I stayed for one night at The Old Town Hostel. It’s a really cosy and nice place, friendly staff that offers drinks during the whole stay and cool travellers to meet with whom I hang out for a while. And surprisingly, I was not the first Moroccan traveller to stay at this hostel. The staff has met others last summer. And apparently, the summer season is just non-stop. The city and the country just gets crowded by visitors from all over the world.
It was clearly off-season. I was there in January and the Old Town was absolutely empty at some times of the day. It was fine by me. I felt like I owned this place. All mine. Also, since it’s a small Old Town. It was very enjoyable to walk around it but especially get lost and just enjoy it. I met few cats by the way!
But outside the Old Town, there is the actual Bay of Kotor. A fantastic natural beauty, a huge asset for Montenegro’s attractiveness. I walked near the blue-green-ish water and I was taken away by all the fresh and pure air. But not for so long because it started raining again! I took few pictures and kept walking around.
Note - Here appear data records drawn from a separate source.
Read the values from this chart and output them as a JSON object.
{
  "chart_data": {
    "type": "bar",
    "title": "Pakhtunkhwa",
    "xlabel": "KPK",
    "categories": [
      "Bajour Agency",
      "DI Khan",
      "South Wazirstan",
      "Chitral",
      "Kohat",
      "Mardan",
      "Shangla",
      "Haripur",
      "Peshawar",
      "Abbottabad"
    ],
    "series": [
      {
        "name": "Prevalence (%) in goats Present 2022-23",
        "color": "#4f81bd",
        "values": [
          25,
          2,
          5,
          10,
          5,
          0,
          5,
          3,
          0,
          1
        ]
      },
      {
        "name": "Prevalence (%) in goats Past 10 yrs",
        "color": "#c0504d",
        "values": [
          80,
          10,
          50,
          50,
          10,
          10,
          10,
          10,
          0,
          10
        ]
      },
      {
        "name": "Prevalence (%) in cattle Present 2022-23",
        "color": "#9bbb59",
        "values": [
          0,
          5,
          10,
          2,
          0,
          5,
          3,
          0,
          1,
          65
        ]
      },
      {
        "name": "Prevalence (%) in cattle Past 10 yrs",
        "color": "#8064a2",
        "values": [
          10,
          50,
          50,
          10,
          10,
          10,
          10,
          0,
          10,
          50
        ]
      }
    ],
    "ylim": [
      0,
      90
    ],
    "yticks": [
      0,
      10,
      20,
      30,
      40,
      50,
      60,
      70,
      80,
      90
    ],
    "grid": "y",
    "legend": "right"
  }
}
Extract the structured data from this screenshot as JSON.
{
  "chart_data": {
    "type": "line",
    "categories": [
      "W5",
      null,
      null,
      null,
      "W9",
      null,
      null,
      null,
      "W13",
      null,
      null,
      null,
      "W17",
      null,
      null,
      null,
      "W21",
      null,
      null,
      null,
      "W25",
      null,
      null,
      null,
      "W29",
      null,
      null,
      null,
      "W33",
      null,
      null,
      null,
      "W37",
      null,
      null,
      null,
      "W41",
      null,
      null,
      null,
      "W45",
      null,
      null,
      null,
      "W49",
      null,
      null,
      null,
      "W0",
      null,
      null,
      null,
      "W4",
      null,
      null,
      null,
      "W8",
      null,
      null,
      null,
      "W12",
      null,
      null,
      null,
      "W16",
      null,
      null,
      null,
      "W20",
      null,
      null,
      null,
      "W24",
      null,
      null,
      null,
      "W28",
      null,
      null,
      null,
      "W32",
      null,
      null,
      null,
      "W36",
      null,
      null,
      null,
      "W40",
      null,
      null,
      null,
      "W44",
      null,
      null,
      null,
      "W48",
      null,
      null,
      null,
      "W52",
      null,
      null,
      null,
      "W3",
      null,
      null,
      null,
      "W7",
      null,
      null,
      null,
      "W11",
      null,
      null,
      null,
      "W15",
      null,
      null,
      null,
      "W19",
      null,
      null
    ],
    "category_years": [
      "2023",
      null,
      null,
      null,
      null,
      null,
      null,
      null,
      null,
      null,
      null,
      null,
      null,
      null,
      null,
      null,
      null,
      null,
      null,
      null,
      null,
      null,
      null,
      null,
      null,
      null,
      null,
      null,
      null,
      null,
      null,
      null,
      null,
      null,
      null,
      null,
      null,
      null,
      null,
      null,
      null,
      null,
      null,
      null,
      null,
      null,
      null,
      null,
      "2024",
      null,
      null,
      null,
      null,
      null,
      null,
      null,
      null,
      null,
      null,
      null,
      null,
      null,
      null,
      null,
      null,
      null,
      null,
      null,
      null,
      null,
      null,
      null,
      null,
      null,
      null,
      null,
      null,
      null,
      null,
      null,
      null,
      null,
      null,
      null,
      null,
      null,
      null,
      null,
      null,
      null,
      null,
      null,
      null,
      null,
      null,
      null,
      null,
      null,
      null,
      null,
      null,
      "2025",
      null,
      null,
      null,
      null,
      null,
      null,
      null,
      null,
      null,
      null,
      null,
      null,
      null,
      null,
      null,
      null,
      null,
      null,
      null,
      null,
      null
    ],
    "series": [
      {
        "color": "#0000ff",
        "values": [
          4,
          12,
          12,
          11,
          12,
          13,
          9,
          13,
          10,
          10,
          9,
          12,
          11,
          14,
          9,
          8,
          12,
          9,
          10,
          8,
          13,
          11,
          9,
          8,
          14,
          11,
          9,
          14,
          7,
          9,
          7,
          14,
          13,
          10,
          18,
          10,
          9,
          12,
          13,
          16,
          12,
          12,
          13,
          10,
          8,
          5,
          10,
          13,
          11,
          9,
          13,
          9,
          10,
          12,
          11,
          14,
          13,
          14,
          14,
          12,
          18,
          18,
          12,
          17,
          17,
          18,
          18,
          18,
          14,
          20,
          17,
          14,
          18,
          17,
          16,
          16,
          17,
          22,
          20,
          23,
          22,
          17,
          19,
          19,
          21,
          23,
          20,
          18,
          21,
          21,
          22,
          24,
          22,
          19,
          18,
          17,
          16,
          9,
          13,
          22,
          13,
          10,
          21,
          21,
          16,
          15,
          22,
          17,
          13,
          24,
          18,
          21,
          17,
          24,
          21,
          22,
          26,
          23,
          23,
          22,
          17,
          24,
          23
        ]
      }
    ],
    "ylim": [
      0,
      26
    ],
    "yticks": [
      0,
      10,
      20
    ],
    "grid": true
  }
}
But unfortunately, my stay and my trip had an end. I was about to take a bus from Kotor to Podgorica which would take around 1h30min for around 80km of distance but due to landslides the main highway was closed so it means that I had no choice but wait long hours at the station, take the first bus to Niksic, change for another bus and then finally arrive to Podgorica.
80 km in 5 hours… I was lucky though to meet a guy from South Africa but because his parents are from Yugoslavia he went back home in Montenegro to study. We were both stranded at the bus station and both at the same situation, well almost,… the next morning he had an exam and I had a plane to catch.